Неизвестно откуда взявшийся праздный лыжник в городской одежде и монах, в те времена оку советских людей непривычный и дикий.

Он набрал воды и пошел к своему лазу. Должно быть, мое ошалевшее лицо остановило его.

— Вы приезжий? — спросил он, улыбнувшись. — Художник? Из Казани?

— Художник, — ответил я для краткости, слово «дизайнер» на фоне снегов прозвучало бы странно. — Из Ленинграда. А вы... Вы из прошлого?

— Нет, — отвечал он серьезно. — Я из будущего.

И пояснил:

— Тут будут восстанавливаться храмы, а может, и монастыри. Вот мы потихоньку разбирать старые завалы и приступили.

Восстанавливаться монастыри? Я не стал вникать в это неправдоподобное сообщение.

— И ходите за водой по подземному ходу?

— Да, — отвечал он, — тут старинный подземный ход, монахи да войсковые люди еще при Иване Грозном, при закладке крепости, его соорудили, чтобы на случай осады незаметно за водой ходить или нападения отражать. Извините, меня ждут, я пойду.

Может быть, он ждал, что я попрошу, чтобы он благословил меня, но тогда я ни о чем таком не думал и не помышлял вовсе.

— Всячески желаю вам удачи, — сказал я, — в благом вашем деле. А также победы реставрации над разрухой.

Дверь за ним закрылась — легкий ветерок, осыпь, облачко снежное затерло швы. Стало еще тише. Я пошел по кругу к дому с двумя деревьями, хорошо помнил: тут, куда ни пойди, придешь к Нининому дому.

На станцию под названием Нижние Вязовые повез меня на «макаке», оснащенной шинами с массивными протекторами от грузовика, один из соседей. Мы примчали на этом варварском транспорте, изобретении неунывающих россиян, за четверть часа до электрички. Банка с солеными огурцами не разбилась от тряски в портфеле моем, моченые яблоки не выплеснули маринад свой на мои бумаги: на остренькое женщины в тягости падки, сказала хозяйка, береги Ниночку, поцелуй ее от меня.

Возвращающимся в Ленинград из Казани начальством был я подхвачен как бандероль, самолет наш благополучно приземлился, в ленинградском аэропорту нас снова встретили на машинах, меня довезли до дома, я разбудил и Нину, и матушку.

— Как ты быстро обернулся, — сказала Нина, — письмо нашел?

— Забирай, пока в портфеле не замотаю со своими бумажками.

— Я положу конверт в старое бюро, в верхний левый ящик, — сказала Нина.
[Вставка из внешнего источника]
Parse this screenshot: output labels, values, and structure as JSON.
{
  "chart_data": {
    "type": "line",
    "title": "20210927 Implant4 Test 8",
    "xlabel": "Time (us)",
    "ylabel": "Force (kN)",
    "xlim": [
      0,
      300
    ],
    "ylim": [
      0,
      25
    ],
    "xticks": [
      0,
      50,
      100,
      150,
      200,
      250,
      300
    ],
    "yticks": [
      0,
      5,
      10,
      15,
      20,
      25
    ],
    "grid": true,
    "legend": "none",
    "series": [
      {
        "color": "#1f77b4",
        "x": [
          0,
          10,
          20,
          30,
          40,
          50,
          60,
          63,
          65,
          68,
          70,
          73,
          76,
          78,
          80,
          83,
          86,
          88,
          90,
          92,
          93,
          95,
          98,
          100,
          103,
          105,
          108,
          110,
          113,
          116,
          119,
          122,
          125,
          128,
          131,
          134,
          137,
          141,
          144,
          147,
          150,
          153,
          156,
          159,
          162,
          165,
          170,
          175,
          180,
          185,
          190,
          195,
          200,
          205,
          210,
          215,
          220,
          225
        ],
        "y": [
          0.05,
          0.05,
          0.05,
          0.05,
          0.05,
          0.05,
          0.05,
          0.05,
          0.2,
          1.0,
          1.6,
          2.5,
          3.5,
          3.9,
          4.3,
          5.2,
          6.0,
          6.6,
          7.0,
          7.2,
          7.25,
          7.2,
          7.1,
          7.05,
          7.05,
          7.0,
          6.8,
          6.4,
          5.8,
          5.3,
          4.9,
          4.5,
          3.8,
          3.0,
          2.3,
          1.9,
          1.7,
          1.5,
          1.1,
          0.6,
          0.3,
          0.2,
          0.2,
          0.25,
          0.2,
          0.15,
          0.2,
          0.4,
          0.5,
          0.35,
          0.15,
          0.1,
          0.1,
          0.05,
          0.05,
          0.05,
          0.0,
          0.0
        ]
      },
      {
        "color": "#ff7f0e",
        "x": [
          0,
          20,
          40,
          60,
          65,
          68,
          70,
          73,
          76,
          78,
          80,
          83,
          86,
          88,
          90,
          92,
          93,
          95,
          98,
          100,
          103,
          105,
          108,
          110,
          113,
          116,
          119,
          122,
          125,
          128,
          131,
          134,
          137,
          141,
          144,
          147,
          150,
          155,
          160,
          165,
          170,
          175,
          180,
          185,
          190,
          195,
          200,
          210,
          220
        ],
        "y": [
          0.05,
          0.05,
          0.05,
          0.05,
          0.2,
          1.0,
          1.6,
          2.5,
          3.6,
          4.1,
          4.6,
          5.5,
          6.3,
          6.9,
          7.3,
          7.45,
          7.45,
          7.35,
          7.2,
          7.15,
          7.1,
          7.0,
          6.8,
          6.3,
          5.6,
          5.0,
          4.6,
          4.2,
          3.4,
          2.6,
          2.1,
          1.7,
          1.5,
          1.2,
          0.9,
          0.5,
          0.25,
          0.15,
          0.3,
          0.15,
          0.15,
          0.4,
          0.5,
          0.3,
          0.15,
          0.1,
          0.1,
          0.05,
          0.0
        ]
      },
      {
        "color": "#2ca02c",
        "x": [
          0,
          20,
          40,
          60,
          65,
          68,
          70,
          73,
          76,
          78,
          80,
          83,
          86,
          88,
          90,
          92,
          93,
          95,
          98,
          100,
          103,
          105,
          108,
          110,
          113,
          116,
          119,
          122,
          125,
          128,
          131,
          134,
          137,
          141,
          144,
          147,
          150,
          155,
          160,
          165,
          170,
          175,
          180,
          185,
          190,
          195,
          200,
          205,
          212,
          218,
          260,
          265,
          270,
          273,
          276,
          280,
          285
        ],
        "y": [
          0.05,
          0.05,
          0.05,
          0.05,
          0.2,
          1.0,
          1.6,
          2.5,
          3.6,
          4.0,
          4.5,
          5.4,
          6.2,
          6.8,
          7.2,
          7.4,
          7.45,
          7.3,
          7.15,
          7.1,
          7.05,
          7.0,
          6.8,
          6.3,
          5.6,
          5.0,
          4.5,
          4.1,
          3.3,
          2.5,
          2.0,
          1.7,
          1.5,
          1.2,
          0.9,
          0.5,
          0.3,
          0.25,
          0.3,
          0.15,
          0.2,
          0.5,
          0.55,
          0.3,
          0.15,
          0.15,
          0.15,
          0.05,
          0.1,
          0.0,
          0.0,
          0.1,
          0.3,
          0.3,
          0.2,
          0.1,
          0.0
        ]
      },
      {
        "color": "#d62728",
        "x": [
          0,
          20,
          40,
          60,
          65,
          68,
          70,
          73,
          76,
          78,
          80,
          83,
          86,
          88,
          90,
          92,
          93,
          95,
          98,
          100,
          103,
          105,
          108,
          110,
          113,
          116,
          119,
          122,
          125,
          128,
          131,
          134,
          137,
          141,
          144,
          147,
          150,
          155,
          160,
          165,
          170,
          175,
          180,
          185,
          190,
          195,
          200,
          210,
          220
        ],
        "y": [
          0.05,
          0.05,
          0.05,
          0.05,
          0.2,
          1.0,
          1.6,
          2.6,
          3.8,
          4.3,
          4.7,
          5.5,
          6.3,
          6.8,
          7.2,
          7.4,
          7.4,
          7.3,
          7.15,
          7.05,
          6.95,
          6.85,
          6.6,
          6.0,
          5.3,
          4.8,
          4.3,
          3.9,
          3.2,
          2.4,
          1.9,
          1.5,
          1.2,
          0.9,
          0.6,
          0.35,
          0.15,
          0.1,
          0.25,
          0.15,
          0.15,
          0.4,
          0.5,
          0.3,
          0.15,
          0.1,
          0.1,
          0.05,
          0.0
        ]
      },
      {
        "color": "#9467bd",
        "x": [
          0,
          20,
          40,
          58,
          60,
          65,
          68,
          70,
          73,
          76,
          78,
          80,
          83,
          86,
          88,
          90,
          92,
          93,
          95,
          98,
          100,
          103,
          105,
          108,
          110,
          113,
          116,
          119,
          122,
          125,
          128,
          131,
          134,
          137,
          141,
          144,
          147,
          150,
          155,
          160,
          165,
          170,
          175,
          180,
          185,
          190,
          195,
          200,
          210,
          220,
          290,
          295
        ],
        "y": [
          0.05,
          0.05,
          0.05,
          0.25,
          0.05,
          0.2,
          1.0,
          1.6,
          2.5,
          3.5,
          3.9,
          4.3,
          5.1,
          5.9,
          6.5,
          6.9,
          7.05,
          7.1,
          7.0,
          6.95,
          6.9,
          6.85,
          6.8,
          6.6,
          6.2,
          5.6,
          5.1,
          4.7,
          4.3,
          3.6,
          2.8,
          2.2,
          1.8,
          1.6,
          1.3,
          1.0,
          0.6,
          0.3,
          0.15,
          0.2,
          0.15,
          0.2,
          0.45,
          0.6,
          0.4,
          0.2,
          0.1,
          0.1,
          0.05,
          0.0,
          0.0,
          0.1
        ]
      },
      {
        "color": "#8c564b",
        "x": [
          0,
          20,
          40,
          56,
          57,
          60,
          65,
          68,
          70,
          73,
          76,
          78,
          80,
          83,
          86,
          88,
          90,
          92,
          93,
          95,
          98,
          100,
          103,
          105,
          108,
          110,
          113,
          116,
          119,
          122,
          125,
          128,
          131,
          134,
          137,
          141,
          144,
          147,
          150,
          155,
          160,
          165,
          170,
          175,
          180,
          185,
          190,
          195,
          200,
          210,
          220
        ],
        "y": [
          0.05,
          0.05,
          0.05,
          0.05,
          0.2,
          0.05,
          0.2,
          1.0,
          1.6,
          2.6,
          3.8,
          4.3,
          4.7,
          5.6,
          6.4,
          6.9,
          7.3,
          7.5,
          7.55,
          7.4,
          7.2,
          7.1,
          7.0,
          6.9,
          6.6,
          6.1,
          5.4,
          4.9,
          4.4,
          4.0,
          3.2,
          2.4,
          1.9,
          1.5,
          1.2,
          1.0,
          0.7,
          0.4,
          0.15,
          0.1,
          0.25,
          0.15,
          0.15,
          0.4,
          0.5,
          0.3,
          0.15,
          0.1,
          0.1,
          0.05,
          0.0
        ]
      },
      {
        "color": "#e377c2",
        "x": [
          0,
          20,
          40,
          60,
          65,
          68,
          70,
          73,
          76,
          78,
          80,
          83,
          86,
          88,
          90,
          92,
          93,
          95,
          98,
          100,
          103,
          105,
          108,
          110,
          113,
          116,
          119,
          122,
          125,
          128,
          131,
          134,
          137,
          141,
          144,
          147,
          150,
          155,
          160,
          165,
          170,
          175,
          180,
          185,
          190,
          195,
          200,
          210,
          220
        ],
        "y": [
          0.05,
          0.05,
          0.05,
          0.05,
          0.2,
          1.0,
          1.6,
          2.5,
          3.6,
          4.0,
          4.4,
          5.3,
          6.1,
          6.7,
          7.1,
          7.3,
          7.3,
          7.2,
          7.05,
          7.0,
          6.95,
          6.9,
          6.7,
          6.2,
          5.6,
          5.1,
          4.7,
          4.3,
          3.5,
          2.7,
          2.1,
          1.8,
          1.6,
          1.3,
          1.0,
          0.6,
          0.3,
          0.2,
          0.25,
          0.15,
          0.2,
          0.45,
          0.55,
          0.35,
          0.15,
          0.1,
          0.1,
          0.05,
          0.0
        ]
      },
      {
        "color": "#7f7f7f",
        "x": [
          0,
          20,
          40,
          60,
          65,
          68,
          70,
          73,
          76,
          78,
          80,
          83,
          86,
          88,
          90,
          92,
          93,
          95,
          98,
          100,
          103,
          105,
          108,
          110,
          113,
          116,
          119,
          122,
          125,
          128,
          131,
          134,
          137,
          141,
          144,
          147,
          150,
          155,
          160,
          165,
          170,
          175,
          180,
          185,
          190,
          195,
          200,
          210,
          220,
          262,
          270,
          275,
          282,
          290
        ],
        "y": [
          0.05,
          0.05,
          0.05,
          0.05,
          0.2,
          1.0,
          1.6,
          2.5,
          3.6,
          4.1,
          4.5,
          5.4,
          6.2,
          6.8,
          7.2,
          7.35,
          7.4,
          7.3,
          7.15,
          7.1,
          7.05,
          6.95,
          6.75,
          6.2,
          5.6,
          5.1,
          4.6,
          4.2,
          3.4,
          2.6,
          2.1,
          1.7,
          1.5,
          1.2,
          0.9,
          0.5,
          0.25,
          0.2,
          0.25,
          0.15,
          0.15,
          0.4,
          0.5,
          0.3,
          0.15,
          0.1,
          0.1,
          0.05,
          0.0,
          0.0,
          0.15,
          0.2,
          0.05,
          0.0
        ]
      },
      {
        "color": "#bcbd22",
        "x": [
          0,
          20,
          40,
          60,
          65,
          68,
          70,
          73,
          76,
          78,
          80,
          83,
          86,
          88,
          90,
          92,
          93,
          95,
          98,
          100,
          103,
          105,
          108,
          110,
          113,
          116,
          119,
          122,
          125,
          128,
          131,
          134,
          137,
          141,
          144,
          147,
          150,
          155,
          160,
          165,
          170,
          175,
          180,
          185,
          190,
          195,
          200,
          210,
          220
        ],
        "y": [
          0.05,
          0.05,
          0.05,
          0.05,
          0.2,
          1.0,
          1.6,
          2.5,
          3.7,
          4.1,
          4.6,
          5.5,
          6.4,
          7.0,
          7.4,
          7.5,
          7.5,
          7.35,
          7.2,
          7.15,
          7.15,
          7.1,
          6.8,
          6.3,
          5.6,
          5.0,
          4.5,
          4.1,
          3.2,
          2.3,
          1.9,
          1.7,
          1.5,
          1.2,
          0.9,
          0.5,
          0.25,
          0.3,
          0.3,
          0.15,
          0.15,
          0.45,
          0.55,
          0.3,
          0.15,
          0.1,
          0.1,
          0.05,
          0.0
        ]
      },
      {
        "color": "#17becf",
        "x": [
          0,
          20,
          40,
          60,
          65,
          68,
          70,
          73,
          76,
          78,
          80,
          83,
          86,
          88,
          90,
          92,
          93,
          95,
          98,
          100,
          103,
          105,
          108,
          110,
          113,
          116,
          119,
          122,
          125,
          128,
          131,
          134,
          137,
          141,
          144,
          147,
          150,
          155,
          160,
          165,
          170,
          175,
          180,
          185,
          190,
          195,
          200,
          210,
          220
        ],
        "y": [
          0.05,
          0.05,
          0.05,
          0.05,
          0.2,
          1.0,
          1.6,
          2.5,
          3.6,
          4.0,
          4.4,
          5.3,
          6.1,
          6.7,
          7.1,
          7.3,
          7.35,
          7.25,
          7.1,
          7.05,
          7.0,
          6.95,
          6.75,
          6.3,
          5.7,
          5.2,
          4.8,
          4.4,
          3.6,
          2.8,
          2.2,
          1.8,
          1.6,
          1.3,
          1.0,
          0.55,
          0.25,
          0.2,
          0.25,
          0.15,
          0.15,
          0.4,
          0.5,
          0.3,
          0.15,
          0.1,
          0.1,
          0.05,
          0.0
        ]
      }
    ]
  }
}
— Мне-то зачем знать, куда ты его положишь? Придет Тамила, сама и отдашь.

— Ты только не волнуйся, — сказала Нина. — В понедельник меня кладут в больницу. Нет, ничего страшного, это называется токсикоз второй половины беременности, он у меня не сильный, врачи перестраховываются, я ненадолго.

Но ее так и не выписали, она пробыла в больнице почти четыре месяца, я бегал к ней с передачами, вечерами за чаем мама успокаивала меня, а я ее.

В конце весны у нас родился сын. Не знаю почему, но не только в нашем семействе, не вполне после Нининого автомобильного ДТП нормальном, но и в семьях друзей и знакомых рождение ребенка оказывалось чем-то вроде семейной коллективной болезни. Может, на наших широтах это не всегда было так? — думал я, гуляя с темно-синей колясочкой по хрестоматийным ведутам, хоть малость обшарпанным и заброшенным, но все же прекрасным.

Назвали мальчика Сережей. Нина была совершенно счастлива, похорошела, помолодела, вот только уставала быстро, и мама, и я помогали ей, как могли; бабушка обожала внука, я вообще молчу — из меня вышел совершенно сумасшедший отец.

Так доскакали мы до первого Сережиного дня рождения.

А за письмом Тамила так и не пришла. Да мы и сами об этом письме забыли, жизнь летела на крыльях, мы вместе с нею.